In this article, we play the number game once more. Let's build a formula to calculate the complexity of processes. The purpose is not to teach how to design good processes (the earlier chapters tackled that), but to 'score' them on their control-flow complexity and flag those that exceed a particular threshold. Processes with lower scores are more readable, maintainable, and testable than those with higher scores. Processes with high scores need rework!
Most SOA developers, today, struggle with process complexity. They write impeccable, highly-structured Java or C# code, but their processes tend to branch out and meander in every possible direction. They would never dream of embedding an if-then inside a for loop inside a while loop inside of a catch inside a do-while in Java, but they are quick to bury, deep in an SOA process, a pick inside a sequence inside a flow inside of switch inside a scope. Their processes are often far too complex.
On the other hand, when they review each others' processes, they know intuitively what 'too complex' means. Process (b) in the following figure, for example, appears much more complex than Process (c), because it has far too many arrows and is difficult to navigate. Process (c) looks tidier and more structured by comparison. Process (a) is harder to judge. Although it is well-structured and easy to navigate, it is also absurdly long; having so many steps in a sequence is poor design.
In this article, we quantify 'complex'. We build a formula that rules in favor of Process (c), and penalizes (a) for its excessive sequence and (b) for its nesting and excessive branching. In addition, we demonstrate that processes designed in 'flat form' (introduced in Chapter 6) score lower than 'naïve' processes.
Applying McCabe's Formula for BPEL and TIBCO BusinessWorks
In this section, we study McCabe's formula for complexity, and describe how it can be used to measure the complexity of processes in BPEL and BusinessWorks.
Calculating McCabe Complexity
The best-known measure of programmatic complexity is Thomas McCabe's cyclomatic complexity.
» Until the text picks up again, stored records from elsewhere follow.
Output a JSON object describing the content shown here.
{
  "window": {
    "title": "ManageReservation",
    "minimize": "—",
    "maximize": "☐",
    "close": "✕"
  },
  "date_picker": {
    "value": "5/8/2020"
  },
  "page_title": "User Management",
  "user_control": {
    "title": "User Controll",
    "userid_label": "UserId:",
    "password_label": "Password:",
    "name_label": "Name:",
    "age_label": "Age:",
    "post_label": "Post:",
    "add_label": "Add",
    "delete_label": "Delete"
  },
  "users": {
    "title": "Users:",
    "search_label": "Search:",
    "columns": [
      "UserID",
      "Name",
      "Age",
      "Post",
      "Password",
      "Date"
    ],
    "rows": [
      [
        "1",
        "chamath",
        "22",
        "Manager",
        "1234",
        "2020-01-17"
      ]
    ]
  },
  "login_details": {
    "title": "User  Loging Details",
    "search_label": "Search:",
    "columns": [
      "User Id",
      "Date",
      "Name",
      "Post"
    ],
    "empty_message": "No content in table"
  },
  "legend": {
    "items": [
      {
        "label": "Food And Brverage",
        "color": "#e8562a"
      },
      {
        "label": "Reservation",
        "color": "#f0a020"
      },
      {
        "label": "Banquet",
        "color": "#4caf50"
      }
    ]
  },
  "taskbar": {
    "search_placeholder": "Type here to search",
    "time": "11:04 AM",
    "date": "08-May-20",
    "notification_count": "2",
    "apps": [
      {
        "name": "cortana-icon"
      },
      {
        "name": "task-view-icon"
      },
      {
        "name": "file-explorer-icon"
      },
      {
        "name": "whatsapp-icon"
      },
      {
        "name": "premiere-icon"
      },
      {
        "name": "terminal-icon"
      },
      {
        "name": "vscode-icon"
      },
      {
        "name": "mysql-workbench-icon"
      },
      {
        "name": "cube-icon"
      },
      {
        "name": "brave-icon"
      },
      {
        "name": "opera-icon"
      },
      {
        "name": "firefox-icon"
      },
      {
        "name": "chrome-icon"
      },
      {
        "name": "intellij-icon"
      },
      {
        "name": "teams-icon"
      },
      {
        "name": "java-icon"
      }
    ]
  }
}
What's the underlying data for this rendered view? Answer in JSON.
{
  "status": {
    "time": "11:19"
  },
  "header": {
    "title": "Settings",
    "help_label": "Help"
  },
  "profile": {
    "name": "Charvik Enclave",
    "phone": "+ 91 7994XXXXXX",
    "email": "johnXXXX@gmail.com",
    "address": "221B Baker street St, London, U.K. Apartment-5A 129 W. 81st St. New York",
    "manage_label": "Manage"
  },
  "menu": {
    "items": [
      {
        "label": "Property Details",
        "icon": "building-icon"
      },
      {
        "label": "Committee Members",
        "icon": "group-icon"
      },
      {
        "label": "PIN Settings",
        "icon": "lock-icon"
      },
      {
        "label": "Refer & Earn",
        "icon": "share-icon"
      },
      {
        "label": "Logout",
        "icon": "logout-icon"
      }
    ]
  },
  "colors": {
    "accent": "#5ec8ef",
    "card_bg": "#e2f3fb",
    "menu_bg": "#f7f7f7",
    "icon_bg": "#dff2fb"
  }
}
In his landmark paper, published in 1976 (A Complexity Measure, IEEE Transactions on Software Engineering, v. SE-2, no. 4, pp. 308—320, http://www.literateprogramming.com/mccabe.pdf), McCabe shows how to score the complexity of computer programs (FORTRAN is McCabe's preferred language) using concepts from graph theory. McCabe's approach is twofold:
- He shows how to represent a computer program as a directed graph, with nodes representing steps and arrows representing the flow of control between these steps. The program must have exactly one entry point, from which all nodes are reachable, and exactly one exit point, which is reachable from all nodes. If the program has several modules or procedures, each is represented as a separate directed graph.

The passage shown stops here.